Beware of Only Venting
By my nature, I am not a positive, grateful type person. I come from a long line of rather easily irritated, sarcastic and snarky bunch who become “prickly” quite easily. We are “venters.” Not inventors, but venters. We vent. That’s just our nature. In other words, we complain about people, situations, and events. We don’t see the glass as half full. Nor do we see the glass as half empty. Instead, we complain about the glass! We complain about what is in the glass. We complain that there aren’t two glasses. In fact, we might even complain that it is a glass rather than a mug. It comes naturally. And we do it quite easily.
So, learning to be thankful and looking at life from a healthier perspective has been a process for me. I’ve had a long road of learning that if all I do is vent (complain) about either a situation or person that has triggered me I will become stuck in a cesspool of emotional dung.
If all you do is vent (complain), it will make you sick. Yes, there’s research regarding venting. (Check it out, Google: Does Venting Anger Feed or Extinguish the Flame? Catharsis, Rumination, Distraction,
Anger, and Aggressive Responding by Brad J. Bushman from Iowa State University.)

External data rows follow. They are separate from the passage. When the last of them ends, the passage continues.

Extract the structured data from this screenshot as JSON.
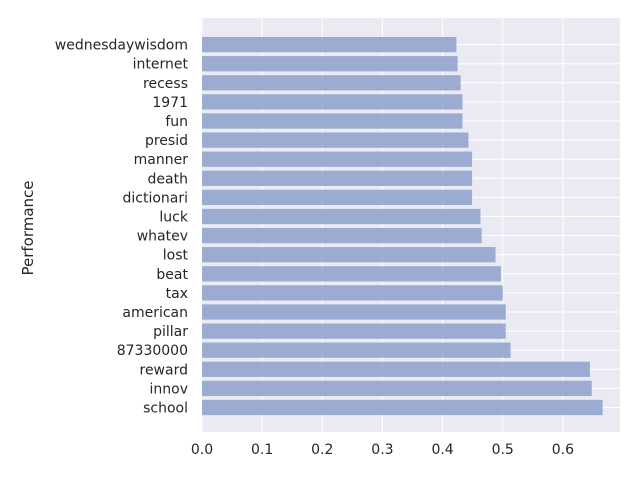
{
  "chart_data": {
    "type": "bar",
    "orientation": "horizontal",
    "ylabel": "Performance",
    "xlabel": "",
    "xlim": [
      0,
      0.695
    ],
    "xticks": [
      "0.0",
      "0.1",
      "0.2",
      "0.3",
      "0.4",
      "0.5",
      "0.6"
    ],
    "grid": true,
    "bar_color": "#8da0cb",
    "background_color": "#eaeaf2",
    "categories": [
      "school",
      "innov",
      "reward",
      "87330000",
      "pillar",
      "american",
      "tax",
      "beat",
      "lost",
      "whatev",
      "luck",
      "dictionari",
      "death",
      "manner",
      "presid",
      "fun",
      "1971",
      "recess",
      "internet",
      "wednesdaywisdom"
    ],
    "values": [
      0.666,
      0.648,
      0.645,
      0.513,
      0.505,
      0.505,
      0.5,
      0.497,
      0.488,
      0.465,
      0.463,
      0.449,
      0.449,
      0.449,
      0.443,
      0.433,
      0.433,
      0.43,
      0.425,
      0.423
    ]
  }
}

Venting about things is OK, but not if that’s all you do. If that’s all you do, then you become stuck which leads you to negative rumination and anger. It makes you emotionally toxic. Honestly, I believe that this is a major issue for many most people. And when you have a mental health issue such as bipolar and do talk therapy with a counselor, it is even easier to get stuck in the venting mode. Plus, if you attend a support group that is only “cathartic-venting” it can lead to destroying one’s chances of living well.
After being diagnosed with bipolar disorder, all I did was vent about it. I rehearsed (vented) over and over how hurt I was by people following a very painful manic episode for nearly seven years.
So how did I move past just venting? I learned to ask myself two questions and remind myself of a few things:
Question # 1: So, what am I going to do about it?
Question #2: Can I change anything about it? (Am I willing to change what I can change? I can’t change other people, but I can change how I respond to them and what happens when I become triggered by them.)
What I remind myself of: I will change what is mine to change. Letting go of what I can not change brings me peace. If I all I do is complain about it then I’m going to become angry, agitated, overly negative and emotionally toxic. Which all leads to going down a very dark, deep hole. Rather, I’m going to be thankful that I can change what I can change and that I’m not responsible for the things I cannot change.
There are still times I slip into old patterns of only venting about someone or something. And it is then that I have to remind myself to ask those two questions. It is at that point that I have to remind myself where only venting will lead me.
How about you? Do you ever get stuck venting and not being able to move forward? What do you do when you find yourself only venting about something or someone?